The kingfisher was already ever since childhood my favorite bird.

This contrast between “delicate bird” and “stark winter chill”!

On top of which he’s iridescently tinged blue-green like a hummingbird in the tropical forests! The winter hummingbird!

His sharp pointed beak spears little fish out of the water; like harpoons spear whales!

He sits on the lookout for days on end, perched on a tree stump beside a pond. Suddenly he shoots forward, dives under, and spears. An elegant killer.

He robs the carp ponds clean of fish. Nobody would put it past him. For days on end he waits on a tree stump, tinged green-blue, his beak a lance, a sword, a dagger, a fatal needle!

A “romantic retainer” decked out in blue-green iridescent armor! A fairy-tale hero of nature!
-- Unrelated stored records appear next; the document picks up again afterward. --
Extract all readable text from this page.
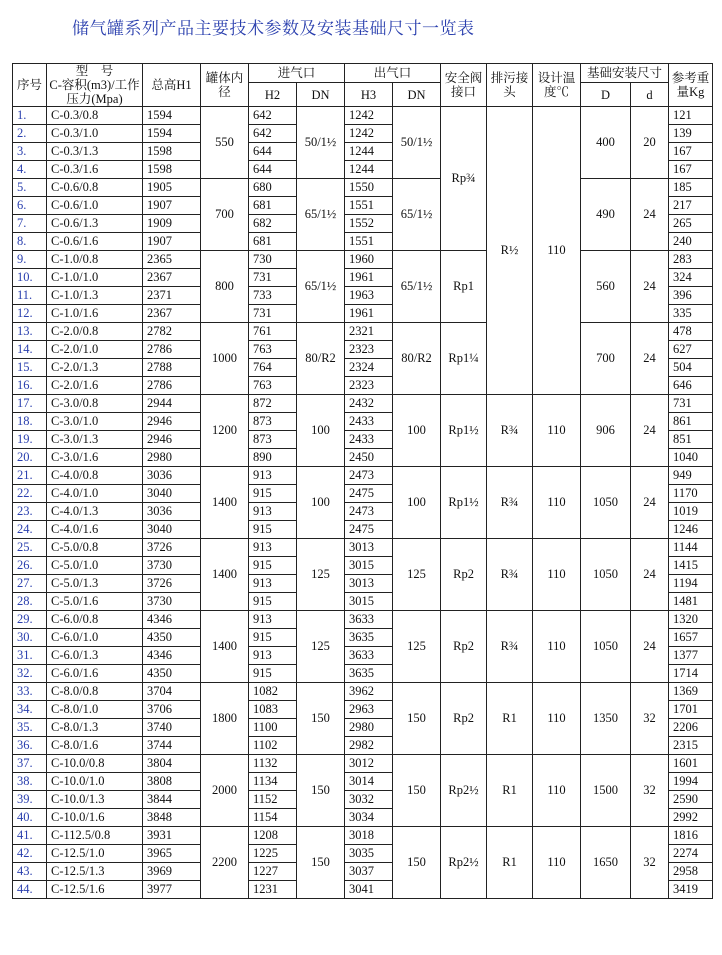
储气罐系列产品主要技术参数及安装基础尺寸一览表
序号	型　号
C-容积(m3)/工作压力(Mpa)	总高H1	罐体内径	进气口		出气口		安全阀接口	排污接头	设计温度℃	基础安装尺寸		参考重量Kg
				H2	DN	H3	DN				D	d	

1.	C-0.3/0.8	1594	550	642	50/1½	1242	50/1½	Rp¾	R½	110	400	20	121
2.	C-0.3/1.0	1594		642		1242							139
3.	C-0.3/1.3	1598		644		1244							167
4.	C-0.3/1.6	1598		644		1244							167
5.	C-0.6/0.8	1905	700	680	65/1½	1550	65/1½				490	24	185
6.	C-0.6/1.0	1907		681		1551							217
7.	C-0.6/1.3	1909		682		1552							265
8.	C-0.6/1.6	1907		681		1551							240
9.	C-1.0/0.8	2365	800	730	65/1½	1960	65/1½	Rp1			560	24	283
10.	C-1.0/1.0	2367		731		1961							324
11.	C-1.0/1.3	2371		733		1963							396
12.	C-1.0/1.6	2367		731		1961							335
13.	C-2.0/0.8	2782	1000	761	80/R2	2321	80/R2	Rp1¼			700	24	478
14.	C-2.0/1.0	2786		763		2323							627
15.	C-2.0/1.3	2788		764		2324							504
16.	C-2.0/1.6	2786		763		2323							646
17.	C-3.0/0.8	2944	1200	872	100	2432	100	Rp1½	R¾	110	906	24	731
18.	C-3.0/1.0	2946		873		2433							861
19.	C-3.0/1.3	2946		873		2433							851
20.	C-3.0/1.6	2980		890		2450							1040
21.	C-4.0/0.8	3036	1400	913	100	2473	100	Rp1½	R¾	110	1050	24	949
22.	C-4.0/1.0	3040		915		2475							1170
23.	C-4.0/1.3	3036		913		2473							1019
24.	C-4.0/1.6	3040		915		2475							1246
25.	C-5.0/0.8	3726	1400	913	125	3013	125	Rp2	R¾	110	1050	24	1144
26.	C-5.0/1.0	3730		915		3015							1415
27.	C-5.0/1.3	3726		913		3013							1194
28.	C-5.0/1.6	3730		915		3015							1481
29.	C-6.0/0.8	4346	1400	913	125	3633	125	Rp2	R¾	110	1050	24	1320
30.	C-6.0/1.0	4350		915		3635							1657
31.	C-6.0/1.3	4346		913		3633							1377
32.	C-6.0/1.6	4350		915		3635							1714
33.	C-8.0/0.8	3704	1800	1082	150	3962	150	Rp2	R1	110	1350	32	1369
34.	C-8.0/1.0	3706		1083		2963							1701
35.	C-8.0/1.3	3740		1100		2980							2206
36.	C-8.0/1.6	3744		1102		2982							2315
37.	C-10.0/0.8	3804	2000	1132	150	3012	150	Rp2½	R1	110	1500	32	1601
38.	C-10.0/1.0	3808		1134		3014							1994
39.	C-10.0/1.3	3844		1152		3032							2590
40.	C-10.0/1.6	3848		1154		3034							2992
41.	C-112.5/0.8	3931	2200	1208	150	3018	150	Rp2½	R1	110	1650	32	1816
42.	C-12.5/1.0	3965		1225		3035							2274
43.	C-12.5/1.3	3969		1227		3037							2958
44.	C-12.5/1.6	3977		1231		3041							3419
Lilly had a pond dug on the grounds of her grandfather’s estate, had it bordered with willow, alder, hazel shrubs, oleaster. She had the whole thing caged in by a fine chain-link fence. And she put in a kingfisher. And now she watches him for hours on end roosting and waiting. The master of the pond!

Consequently, the compliments of the gentlemen callers who hope to subdue her delicate soul all sound vapid and laughable.

She is consumed, consumed by the laws of nature and by its mysteries—.

In contrast to which, every man appears petty and pitiful. He’s nothing but a “fumbling, brutal, uncomely” kingfisher. He too waits hours, days on end, to trap his prey! He spears and devours. But it isn’t “measly minnows” that he devours, slays! He slays “souls”!